Mais son impact reste limité s’il n’est pas intégré dans une stratégie globale.
Le deuxième niveau concerne les processus métier. Automatiser certaines opérations, améliorer la détection d’anomalies ou optimiser les flux permet de générer des gains plus structurels.
Le troisième niveau est stratégique : intégrer l’IA au coeur du modèle économique, par exemple à travers des services enrichis par l’analyse de données en temps réel ou des offres combinant expertise humaine et intelligence algorithmique.
Ce niveau, plus complexe, peut constituer un avantage concurrentiel majeur.
Faut-il donc avancer progressivement ?
Oui. La démarche la plus pertinente consiste à démarrer par des cas d’usage concrets et mesurables, alignés avec les priorités stratégiques, puis à élargir progressivement le périmètre.
Les organisations qui réussissent sont celles qui sélectionnent des projets à fort impact, disposant de données fiables et d’indicateurs de performance clairs.
À quoi faut-il être particulièrement vigilant ?

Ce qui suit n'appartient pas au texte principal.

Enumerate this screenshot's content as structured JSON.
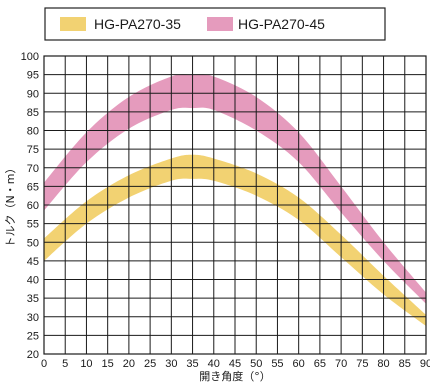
{
  "chart_data": {
    "type": "area",
    "xlabel": "開き角度（°）",
    "ylabel": "トルク（N・m）",
    "xlim": [
      0,
      90
    ],
    "ylim": [
      20,
      100
    ],
    "xticks": [
      0,
      5,
      10,
      15,
      20,
      25,
      30,
      35,
      40,
      45,
      50,
      55,
      60,
      65,
      70,
      75,
      80,
      85,
      90
    ],
    "yticks": [
      20,
      25,
      30,
      35,
      40,
      45,
      50,
      55,
      60,
      65,
      70,
      75,
      80,
      85,
      90,
      95,
      100
    ],
    "grid": true,
    "legend_position": "top",
    "x": [
      0,
      10,
      20,
      30,
      35,
      40,
      50,
      60,
      70,
      80,
      90
    ],
    "series": [
      {
        "name": "HG-PA270-35",
        "color": "#f2d272",
        "lower": [
          45,
          55,
          62,
          66.5,
          67,
          66.5,
          62.5,
          56,
          46,
          36,
          27.5
        ],
        "upper": [
          51,
          61,
          68,
          72.5,
          73.5,
          72.5,
          68.5,
          62,
          52,
          41,
          30.5
        ]
      },
      {
        "name": "HG-PA270-45",
        "color": "#e59bbd",
        "lower": [
          58.5,
          71.5,
          80.5,
          85.5,
          86,
          85.5,
          80,
          71.5,
          58,
          45,
          33.5
        ],
        "upper": [
          66,
          79.5,
          89,
          94.5,
          95,
          94.5,
          89,
          79.5,
          65,
          50,
          36.5
        ]
      }
    ]
  }
}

L’un des principaux risques est la fragmentation des initiatives. Sans vision d’ensemble, les projets peuvent se multiplier et diluer la valeur. La mise en place d’une gouvernance claire est donc essentielle : définir les priorités, les responsabilités, les standards technologiques et les critères d’évaluation. La question des données est également centrale. Une IA performante repose sur des données de qualité, structurées et accessibles. Or celles-ci restent souvent dispersées dans différents silos.
L’investissement dans l’architecture et la gouvernance des données constitue donc un préalable important.
Comment appréhender les enjeux humains liés à l’adoption de la technologie ?
Toute transformation technologique modifie les métiers et les compétences. L’IA ne fait pas exception. Si la crainte du remplacement des emplois existe, l’expérience montre que l’IA transforme davantage les métiers qu’elle ne les supprime. Les tâches répétitives sont automatisées, tandis que celles nécessitant créativité, jugement ou relation humaine restent essentielles.
L’accompagnement des collaborateurs est donc primordial. Les équipes doivent être formées à utiliser ces outils de manière critique et responsable.
Les organisations qui réussiront seront celles qui considéreront l’IA comme un outil d’augmentation des capacités humaines.
L’adoption de l’IA comporte-t-elle aussi des risques ?
Oui, notamment en matière de cybersécurité et de conformité réglementaire. Les modèles d’IA manipulent souvent des volumes importants de données, parfois sensibles.
Les réglementations évoluent rapidement, notamment en Europe, avec des exigences accrues en matière de transparence des modèles, de gestion des biais et de
protection des données.
Au-delà du cadre légal, la question de la confiance est déterminante. Une utilisation perçue comme opaque ou intrusive pourrait nuire durablement à la réputation d’une organisation.
Comment voyez-vous évoluer les organisations à l’avenir ?
À moyen terme, l’IA transformera profondément les organisations. Les assistants intelligents deviendront des partenaires quotidiens de travail et la prise de décision reposera de plus en plus sur l’analyse de données en temps réel.
Cette évolution s’accompagnera de l’émergence de nouveaux métiers autour de la gouvernance de l’IA, de la gestion des données et de l’éthique algorithmique.
Les structures organisationnelles pourraient évoluer vers des modèles plus transversaux, centrés sur les données et les projets.
L’intelligence artificielle n’est ni une simple mode ni une solution miracle. Elle constitue un levier puissant de création de valeur, à condition d’être intégrée de manière cohérente, progressive et responsable. Sa véritable force réside dans sa capacité à renforcer l’intelligence collective, accélérer l’innovation et améliorer la qualité des décisions.